BCA maintains that FBI-led force complies with the law. But state auditor worries it skirts legislation.
An FBI-led task force that includes two agents from the state Bureau of Criminal Apprehension (BCA) operates without a public oversight board, despite a 2010 law that mandates a board when state grant money is used.
While the BCA says the Safe Streets Task Force is in full compliance with the law, Rep. Michael Paymar, DFL-St. Paul, said Friday that the BCA is "either misinterpreting the statute or trying to find a way around it."
Paymar authored the legislation that added accountability provisions designed to prevent recurrence of abuses that led to the dismantling of the Metro Gang Strike Force in 2009.
State Legislative Auditor Jim Nobles said Friday he was disturbed to learn of the bureau's position and that he would look into it.

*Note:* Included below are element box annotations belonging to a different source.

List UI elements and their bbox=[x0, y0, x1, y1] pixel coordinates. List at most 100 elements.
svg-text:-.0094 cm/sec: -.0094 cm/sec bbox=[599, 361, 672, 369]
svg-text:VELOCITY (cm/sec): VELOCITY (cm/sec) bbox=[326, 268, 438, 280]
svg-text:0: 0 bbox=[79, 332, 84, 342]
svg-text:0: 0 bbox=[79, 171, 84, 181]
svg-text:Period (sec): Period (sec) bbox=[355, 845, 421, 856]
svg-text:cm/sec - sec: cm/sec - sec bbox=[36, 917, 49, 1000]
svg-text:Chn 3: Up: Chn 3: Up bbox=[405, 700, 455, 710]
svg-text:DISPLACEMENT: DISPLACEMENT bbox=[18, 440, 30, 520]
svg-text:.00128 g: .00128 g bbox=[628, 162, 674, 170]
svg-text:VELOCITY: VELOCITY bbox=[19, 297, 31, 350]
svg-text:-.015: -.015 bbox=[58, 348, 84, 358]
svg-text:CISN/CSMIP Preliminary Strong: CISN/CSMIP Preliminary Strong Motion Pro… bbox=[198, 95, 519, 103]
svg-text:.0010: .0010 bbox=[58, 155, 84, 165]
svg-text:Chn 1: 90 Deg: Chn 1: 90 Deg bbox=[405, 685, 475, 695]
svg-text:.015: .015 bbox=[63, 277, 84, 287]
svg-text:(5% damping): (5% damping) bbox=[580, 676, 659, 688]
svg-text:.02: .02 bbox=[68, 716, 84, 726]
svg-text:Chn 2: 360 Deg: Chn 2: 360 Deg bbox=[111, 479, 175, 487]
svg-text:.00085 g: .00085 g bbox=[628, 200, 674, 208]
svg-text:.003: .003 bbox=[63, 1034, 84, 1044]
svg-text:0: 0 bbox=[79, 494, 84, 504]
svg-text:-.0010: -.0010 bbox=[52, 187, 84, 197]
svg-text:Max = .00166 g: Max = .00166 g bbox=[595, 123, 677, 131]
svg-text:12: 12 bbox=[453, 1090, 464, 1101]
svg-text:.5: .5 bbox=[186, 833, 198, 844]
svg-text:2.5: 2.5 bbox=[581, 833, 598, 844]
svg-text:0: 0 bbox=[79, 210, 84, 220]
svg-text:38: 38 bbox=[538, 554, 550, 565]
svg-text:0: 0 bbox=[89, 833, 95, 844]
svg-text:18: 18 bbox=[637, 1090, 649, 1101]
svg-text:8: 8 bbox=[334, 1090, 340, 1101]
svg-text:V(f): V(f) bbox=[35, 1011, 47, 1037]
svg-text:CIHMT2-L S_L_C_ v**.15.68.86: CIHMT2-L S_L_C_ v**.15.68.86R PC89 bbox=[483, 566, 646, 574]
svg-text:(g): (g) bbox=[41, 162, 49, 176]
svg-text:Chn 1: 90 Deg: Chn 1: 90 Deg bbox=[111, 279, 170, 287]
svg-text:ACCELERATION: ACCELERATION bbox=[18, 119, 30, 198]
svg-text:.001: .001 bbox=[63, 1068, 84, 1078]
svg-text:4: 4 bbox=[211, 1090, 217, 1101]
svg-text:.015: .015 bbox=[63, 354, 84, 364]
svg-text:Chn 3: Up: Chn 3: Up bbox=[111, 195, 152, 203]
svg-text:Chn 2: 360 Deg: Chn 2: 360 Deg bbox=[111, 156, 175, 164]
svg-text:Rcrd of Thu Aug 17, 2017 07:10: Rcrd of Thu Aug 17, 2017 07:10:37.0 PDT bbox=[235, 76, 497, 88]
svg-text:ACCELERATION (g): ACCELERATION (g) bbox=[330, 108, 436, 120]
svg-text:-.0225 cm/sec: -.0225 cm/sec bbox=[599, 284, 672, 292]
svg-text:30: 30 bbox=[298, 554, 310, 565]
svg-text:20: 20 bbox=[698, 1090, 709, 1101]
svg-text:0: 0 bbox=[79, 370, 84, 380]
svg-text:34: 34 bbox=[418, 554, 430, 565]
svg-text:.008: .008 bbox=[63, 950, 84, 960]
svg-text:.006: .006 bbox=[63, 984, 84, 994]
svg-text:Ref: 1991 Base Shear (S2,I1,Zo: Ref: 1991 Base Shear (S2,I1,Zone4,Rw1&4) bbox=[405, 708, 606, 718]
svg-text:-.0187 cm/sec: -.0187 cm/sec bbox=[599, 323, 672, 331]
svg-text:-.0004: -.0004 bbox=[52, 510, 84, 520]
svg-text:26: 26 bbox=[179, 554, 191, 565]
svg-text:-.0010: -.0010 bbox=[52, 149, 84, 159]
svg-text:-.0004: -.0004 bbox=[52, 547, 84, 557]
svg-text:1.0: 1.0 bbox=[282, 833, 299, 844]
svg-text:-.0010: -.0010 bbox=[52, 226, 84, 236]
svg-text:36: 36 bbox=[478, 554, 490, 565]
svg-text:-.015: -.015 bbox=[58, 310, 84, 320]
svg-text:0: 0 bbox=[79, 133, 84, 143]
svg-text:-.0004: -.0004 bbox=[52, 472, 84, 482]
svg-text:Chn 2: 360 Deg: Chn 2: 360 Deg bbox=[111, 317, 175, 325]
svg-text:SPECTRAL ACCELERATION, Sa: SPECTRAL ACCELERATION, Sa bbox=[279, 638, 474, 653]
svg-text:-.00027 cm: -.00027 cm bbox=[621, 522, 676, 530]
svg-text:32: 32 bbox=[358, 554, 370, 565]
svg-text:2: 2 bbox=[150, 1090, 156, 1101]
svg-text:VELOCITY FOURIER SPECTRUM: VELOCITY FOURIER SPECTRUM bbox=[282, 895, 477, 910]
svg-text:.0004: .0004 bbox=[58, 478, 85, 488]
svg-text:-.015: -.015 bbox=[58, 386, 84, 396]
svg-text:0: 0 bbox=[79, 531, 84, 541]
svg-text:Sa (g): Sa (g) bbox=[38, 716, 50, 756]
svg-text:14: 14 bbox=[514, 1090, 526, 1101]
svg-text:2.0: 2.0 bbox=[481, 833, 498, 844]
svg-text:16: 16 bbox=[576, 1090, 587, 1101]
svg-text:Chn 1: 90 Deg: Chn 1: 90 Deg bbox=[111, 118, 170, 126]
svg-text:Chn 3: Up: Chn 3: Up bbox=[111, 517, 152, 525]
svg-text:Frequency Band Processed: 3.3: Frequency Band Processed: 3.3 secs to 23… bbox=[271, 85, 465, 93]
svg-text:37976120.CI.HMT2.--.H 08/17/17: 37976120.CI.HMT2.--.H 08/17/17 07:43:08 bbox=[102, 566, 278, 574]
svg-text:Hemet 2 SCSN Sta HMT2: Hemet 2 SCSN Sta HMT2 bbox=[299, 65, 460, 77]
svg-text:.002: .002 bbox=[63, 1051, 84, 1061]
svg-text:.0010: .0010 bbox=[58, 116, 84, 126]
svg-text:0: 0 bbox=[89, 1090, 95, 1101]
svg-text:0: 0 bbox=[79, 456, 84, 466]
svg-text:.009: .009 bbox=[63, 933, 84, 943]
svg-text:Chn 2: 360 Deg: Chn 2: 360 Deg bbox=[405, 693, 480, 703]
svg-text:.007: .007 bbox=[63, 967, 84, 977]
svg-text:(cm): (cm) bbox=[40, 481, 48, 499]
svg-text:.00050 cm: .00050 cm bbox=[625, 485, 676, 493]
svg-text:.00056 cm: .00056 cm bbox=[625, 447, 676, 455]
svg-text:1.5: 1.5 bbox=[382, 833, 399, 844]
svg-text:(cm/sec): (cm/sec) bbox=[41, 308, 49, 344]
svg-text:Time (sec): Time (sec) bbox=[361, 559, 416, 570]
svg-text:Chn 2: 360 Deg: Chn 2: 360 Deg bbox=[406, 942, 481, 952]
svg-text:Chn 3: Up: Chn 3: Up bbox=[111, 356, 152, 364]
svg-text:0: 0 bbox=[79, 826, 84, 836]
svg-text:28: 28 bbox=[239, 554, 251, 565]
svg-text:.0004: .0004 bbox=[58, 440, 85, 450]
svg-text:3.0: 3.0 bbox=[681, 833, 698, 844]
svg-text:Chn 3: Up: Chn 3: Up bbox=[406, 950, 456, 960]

"I think I would join with Rep. Paymar in expressing concern that this seems to be an effort to find a way around the law that the Legislature passed," Nobles said.
State law says that drug and gang task forces receiving state grants must have a public monitoring board, and other task forces in the state have them. When discussing criminal investigations, the boards go into closed sessions.
Julie Anderson, a BCA spokeswoman, said Friday that a board is not necessary for the Safe Streets Task Force because it is run by the FBI and receives no state grant money. She said the two agents are paid out of funds from the BCA operating budget. Annual wages and benefits of the two agents total $211,000.
Nobles said that when his office conducted a special review of the Metro Gang Strike Force in 2009, it "uncovered a need for greater accountability, not less."
The Strike Force was shut down amid an assortment of allegations, some cited in Nobles' report, including officer misconduct during raids, illegal seizure of property and mishandling of evidence and funds.
The Legislature conducted joint Senate and House hearings to craft reforms. In the meantime, faced with continued problems of gang warfare and illegal drugs, the FBI joined with the local U.S. attorney's office, state Department of Public Safety, and Minneapolis and St. Paul police to form the Twin Cities Safe Streets Violent Gang Task Force.
The force received $397,000 in grants from the state Office of Justice Programs in 2010 and $289,500 in 2011 to underwrite participation of Minneapolis and St. Paul police officers.
Last fall, Bob Bushman, statewide coordinator of drug and gang task forces for the state Department of Public Safety's Office of Justice Programs, wrote a report that was highly critical of the FBI task force's operations. While he did not accuse it of misconduct, he cited internal disputes and lack of focus, and said "the lack of advisory board involvement leaves the ... task force with no oversight of operations, or the selection of targets and prosecutions, no formal method for conflict resolution and no regular forum for discussion about strategy, problems or allocation of resources."
One month later, according to e-mails obtained by the Star Tribune, the Minneapolis and St. Paul police departments notified the Office of Justice Programs that they were withdrawing their application for $297,000 in grant money to fund participation of a St. Paul police commander, a Minneapolis police lieutenant and two Minneapolis police officers. The application from both departments was made by the St. Paul police.
FBI: Civil liberties guarded
Howie Padilla, a spokesman for the St. Paul Police Department, said Friday that St. Paul decided to withdraw the request for funds because state law required the FBI task force have a state oversight board. "The practices of the FBI don't allow for any state to have oversight over a federally led task force," Padilla said.
But Padilla says the task force still has scrutiny. He said that every three months, Minneapolis Police Chief Tim Dolan, St. Paul Police Chief Thomas Smith and other officials discuss and review the work.
"The FBI from Washington can come out and review the task force at any point," Padilla said.
Kyle Lovan, chief counsel for the FBI's division in Minneapolis, would not comment Friday on the oversight board, but said the FBI "works extremely hard to make certain that civil liberties and the rights guaranteed especially under the First Amendment are upheld."
He said the task force has been invaluable in fostering communication among local law enforcement agencies, and has had success in prosecutions. Those statistics were not available on Friday, he said.
But Chuck Samuelson, executive director of the American Civil Liberties Union of Minnesota, said "the problem is transparency, and the FBI is not a transparent organization. That's why they need public oversight."
He said the "clear intent of the [state] legislation was that the operations would be run with an oversight board in an appropriate way." He said that while the FBI has a higher standard than the state when it comes to overseeing money, it has lower standards on issues of privacy.